True but thats because hes a fetus.
swear to god, just saw some chick dressed in a full chicken costume buying eggs and telling the cashier that she "just wants her babies back."
buy whatever she's on. a lot of it.
who do i root for if I want Christiano Ronaldo to win the world cup on a team by himself and then bang chicks on the pitch?
Still bad at ganbling. Still good at dringing.
Also I hooked up with a trainer at my gym. Between her, the married chick, and the bartender, my life is becoming a bad porn plot.
I dont know, but the way you were flopping around and gurgling made me scared that you were actually drowning in the carpet.
Just met another girl you fucked but this time in seattle. Your cock gets almost as much mileage as jet blue. Anaheim and seattle both say hi, figured you don't remember their names.
Standing in a circle of girls fistpumping to the word "hospital" while taking shots.... I don't see this ending well, but its fucking fun.
So the old dude that tried to fight me is definitely Katie's dad. And the pot cookie's kicking in. Shit is getting weird.
We just taught the Brazilian how to smoke out of a vuvuzela.
In the liquor store when a straight girl and a gay guy were just arguing about who hooked up with the same guy first.
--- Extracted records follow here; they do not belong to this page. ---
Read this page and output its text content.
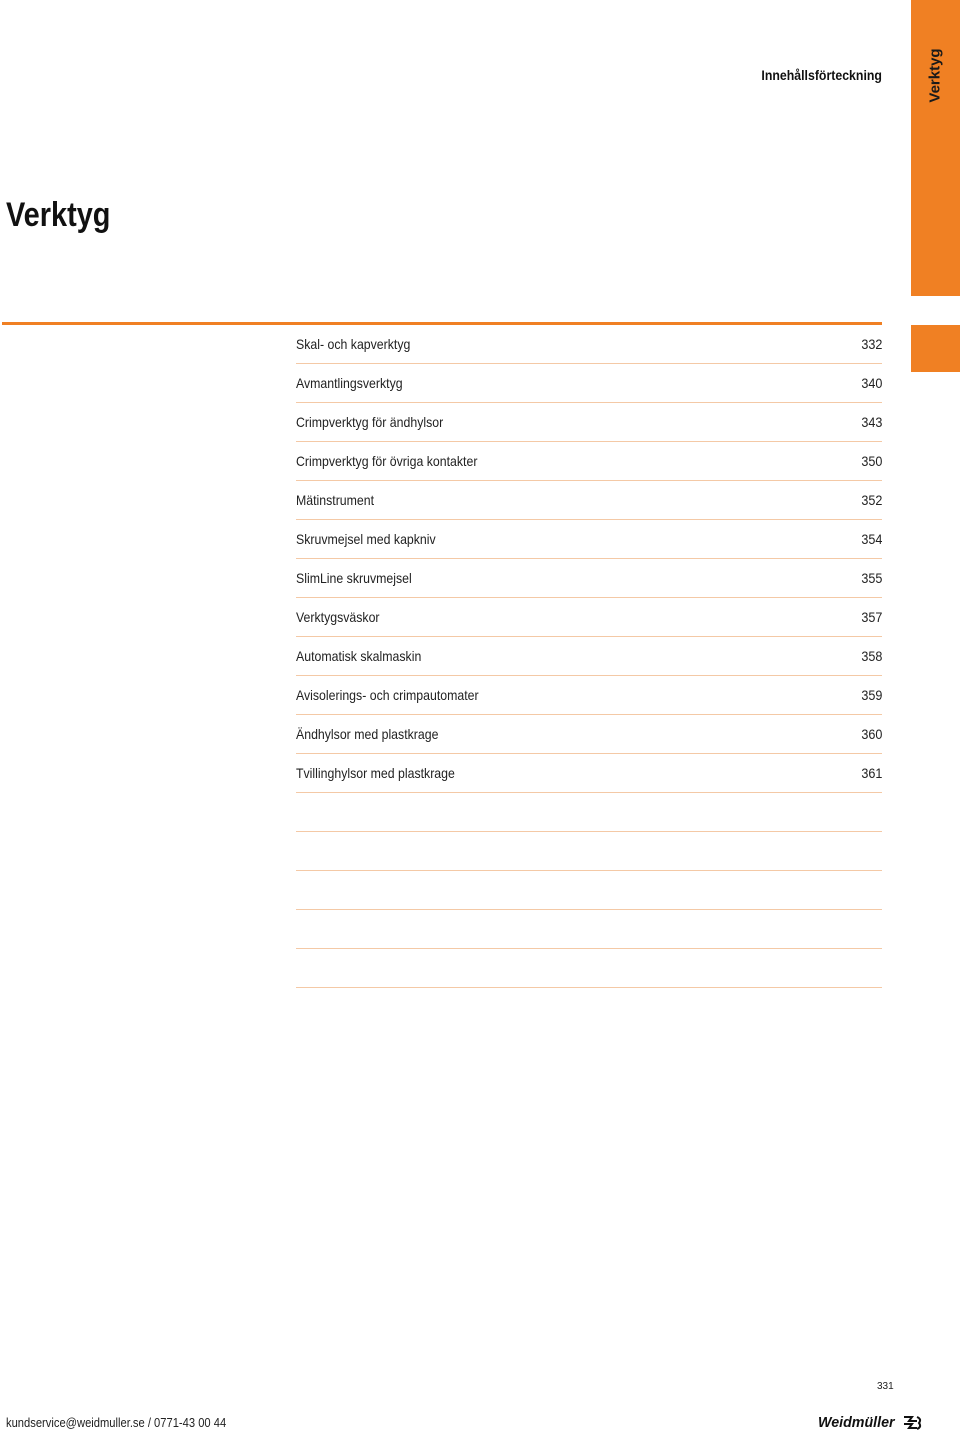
Verktyg
Innehållsförteckning
Verktyg
Skal- och kapverktyg	332
Avmantlingsverktyg	340
Crimpverktyg för ändhylsor	343
Crimpverktyg för övriga kontakter	350
Mätinstrument	352
Skruvmejsel med kapkniv	354
SlimLine skruvmejsel	355
Verktygsväskor	357
Automatisk skalmaskin	358
Avisolerings- och crimpautomater	359
Ändhylsor med plastkrage	360
Tvillinghylsor med plastkrage	361
331
kundservice@weidmuller.se / 0771-43 00 44	Weidmüller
I just looked down and realized I was walking around in briefs and a ninja turtle shirt; and for a second, I thought I was 8 again... Weird...
Do I need to call and sing lullabies? Because that's creepy, but I'm a really good friend.
so I just realized.. of my 70k student loan debt, most of it went toward bar tabs, eightballs, and sweet-ass ties to wear to gamedays and other people's weddings. I think about shit like this while I'm at my mid-level management position. you know. "working."
Look upon your future, America, and despair.
I had a date last night. His dog threw up in his bed while we were having sex in it.